Никого они не найдут, — уверенно заключил Степанов. Если Жарский на самом деле сбежал, то он давно где–нибудь в Лондоне. На всякий случай надо направить запрос во все крупнейшие аукционные дома и, прежде всего, в «Сотбис». Может, эта тонкая ниточка куда–нибудь и приведёт.
На самом же деле Степанову совсем не хотелось уже обнаружить Жарского. Во всяком случае, живым и здоровым, хотя — если тот таки не утонул — это и было его прямой профессиональной обязанностью. И собственное настроение ему, ясное дело, совсем не нравилось.
А виновата в этом была исключительно Ольга. Источник того самого психического недомогания и призрачной надежды.
Тёща Николая Николаевича с самого утра была просто ангелом. Чуяла кошка, чьё мясо съела! А ты не иди против зятя!
Баррикады, понимаешь ли, брать собралась! Николай Николаевич высказал ей всё ещё там, на берегу, когда Виктор Сухов раздавал бесплатное пиво. Вот Сухов — человек! И ведь дело вовсе не в этом бесплатном пиве. Разве Николай Николаевич не может сам себя угостить, когда захочется? Да и друзьям не пожалеет.
Дело — в уважении к людям. Ведь ясно было, что Сухов просто хотел устроить людям праздник. Не то что Вася — Царь. Его сторонники — это прямо какая–то тоталитарная секта. Вон по телевизору всё время показывают, как они людей охмуряют. А те потом с ума сходят и всё своё несут своим божкам. Вот Вася — Царь — типичный такой божок. И там, у фонтана, он просто зомбировал жителей. Среди зомбированных оказалась и тёща. Кто бы сомневался!
Зато сейчас тёща, кажется, вполне пришла в себя. Нажарила блинов, чего давно не делала, и даже принесла из своей комнаты собственную банку клубничного варенья: ешь, зятёк, на здоровье.
За Васю — Царя тёща уже точно голосовать не собиралась. Правда, заново ещё не выбрала за кого будет: за Сухова или за Ольгу Жарскую. Но это, как надеялся Николай Николаевич, было уже делом времени. Со Светкой, женой, они ещё проведут последний и решительный этап воспитательной работы, и тёща проголосует как надо. За настоящего мужика.
Сухов и только Сухов наведёт в городе настоящий порядок, без глупостей и с уважением к рабочему классу. В чём именно будет выражаться это самое уважение, Николай Николаевич определить бы не смог, но всё равно испытывал законную и глубокую гордость. За то, что сделал правильный выбор.

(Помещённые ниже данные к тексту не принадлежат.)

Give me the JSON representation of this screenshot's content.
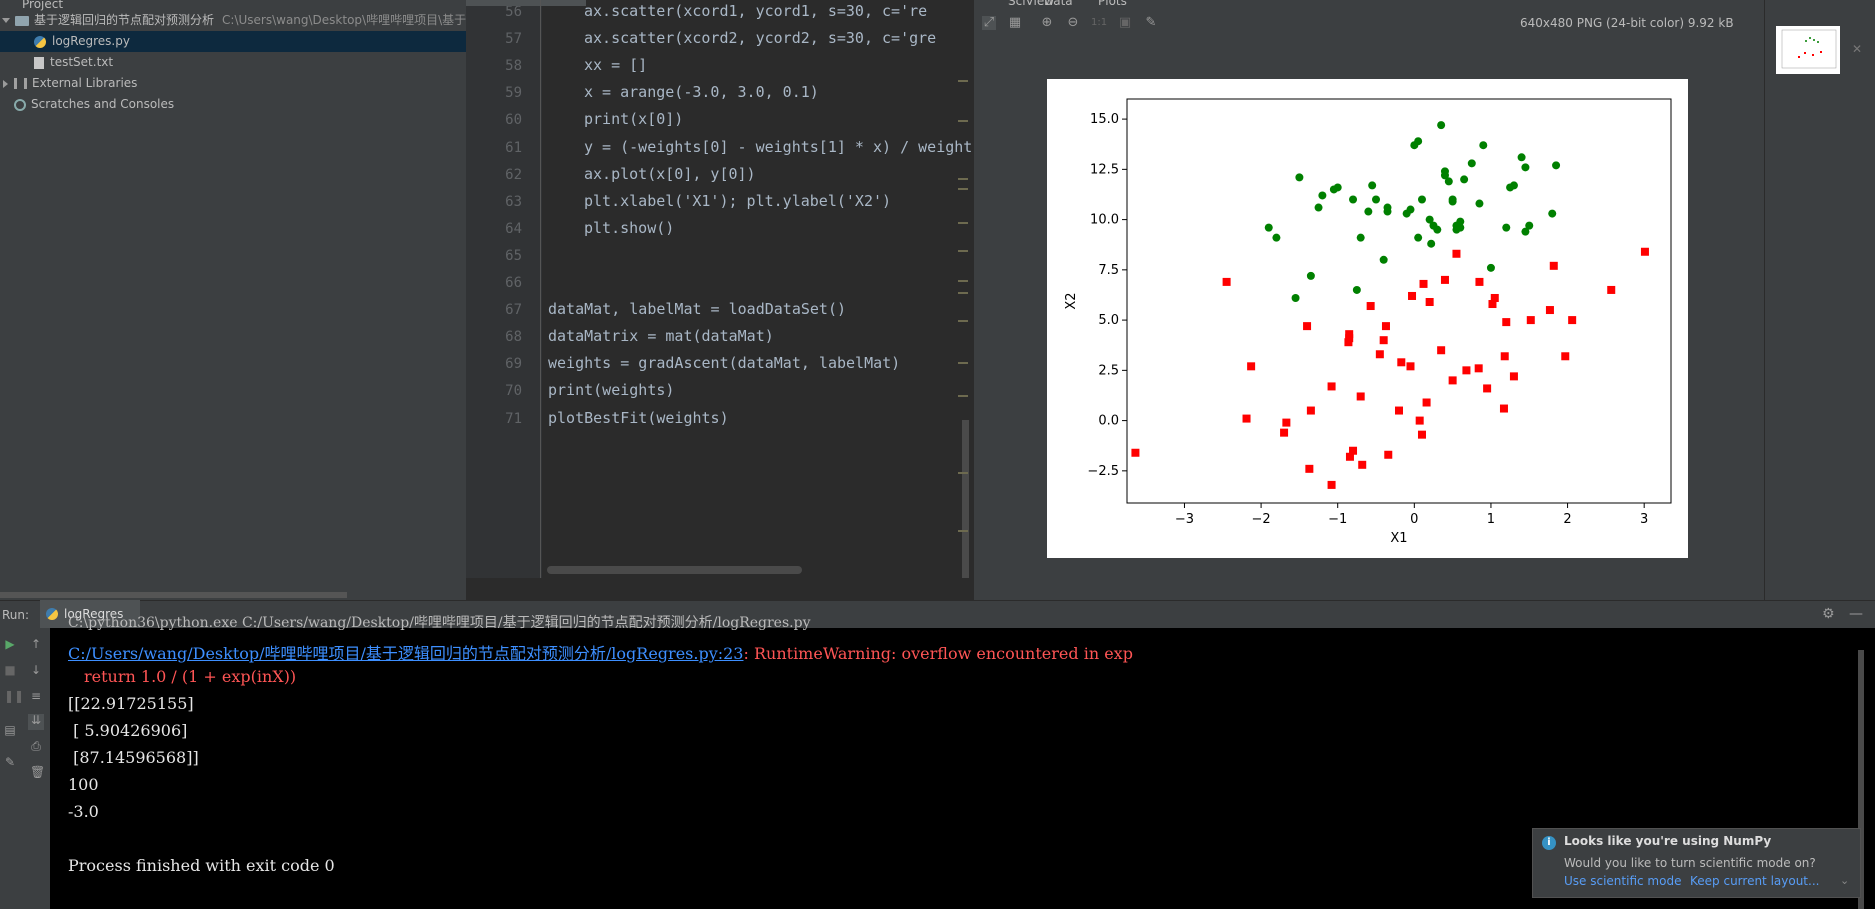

Сегодня он был во вторую смену. И это тоже поднимало настроение. В его «десятке» что–то последнее время барахлило зажигание. Сосед по гаражу Серёга, электрослесарь с авиационного завода, обещал посмотреть. Вчера с вечера Николай Николаевич даже не стал загонять машину в гараж и занёс ключи от неё Серёге, жившему в пятиэтажке напротив. Тот каждое утро, ещё до первых петухов, любил повозиться со своей «ауди‑100», не слишком новой, но приведённой им в идеальное практически состояние.
Обмакнув остаток блина в вазочку с вареньем, Николай Николаевич неторопливо блин прожевал и, запив его чаем, поднялся из–за стола.
Возле дома, вдоль бордюра парковались безгаражные автовладельцы.
— Привет, Степаныч! — поприветствовал Николаич хозяина серого «форда». Но тот не ответил и даже не обернулся: он с остервенением оттирал от лобового стекла какие–то ошмётки.
Наверное, птицы опять своих дел наделали. А ты не ставь машину под деревьями, сколько раз тебе говорить! Ни пройти, ни проехать!
На лобовых стёклах машин, стоявших вдоль всего дома, белели полоски бумаги, подсунутые под дворники. Реклама, наверное, подумал Николай Николаевич и, насвистывая себе под нос, обогнул дом и свернул к гаражам.
На стене самого крайнего металлического гаража, выкрашенного свежей зелёной краской, наискосок змеилась ещё более свежая надпись, сделанная из красного пульверизатора:
— Это ты зря так, Витя! — себе под нос пробормотал Николай Николаевич. — Мужик ведь только вчера гараж выкрасил! И на хрена ему твои лозунги в таком месте? Плакат, что ли, лень было повесить?
При входе на дорожку между двумя рядами гаражей Николая Николаевича посетило и вовсе нехорошее предчувствие: корявым лозунгом Сухова были исписаны и многие другие стены и ворота — эта радость досталось хозяевам буквально через одного.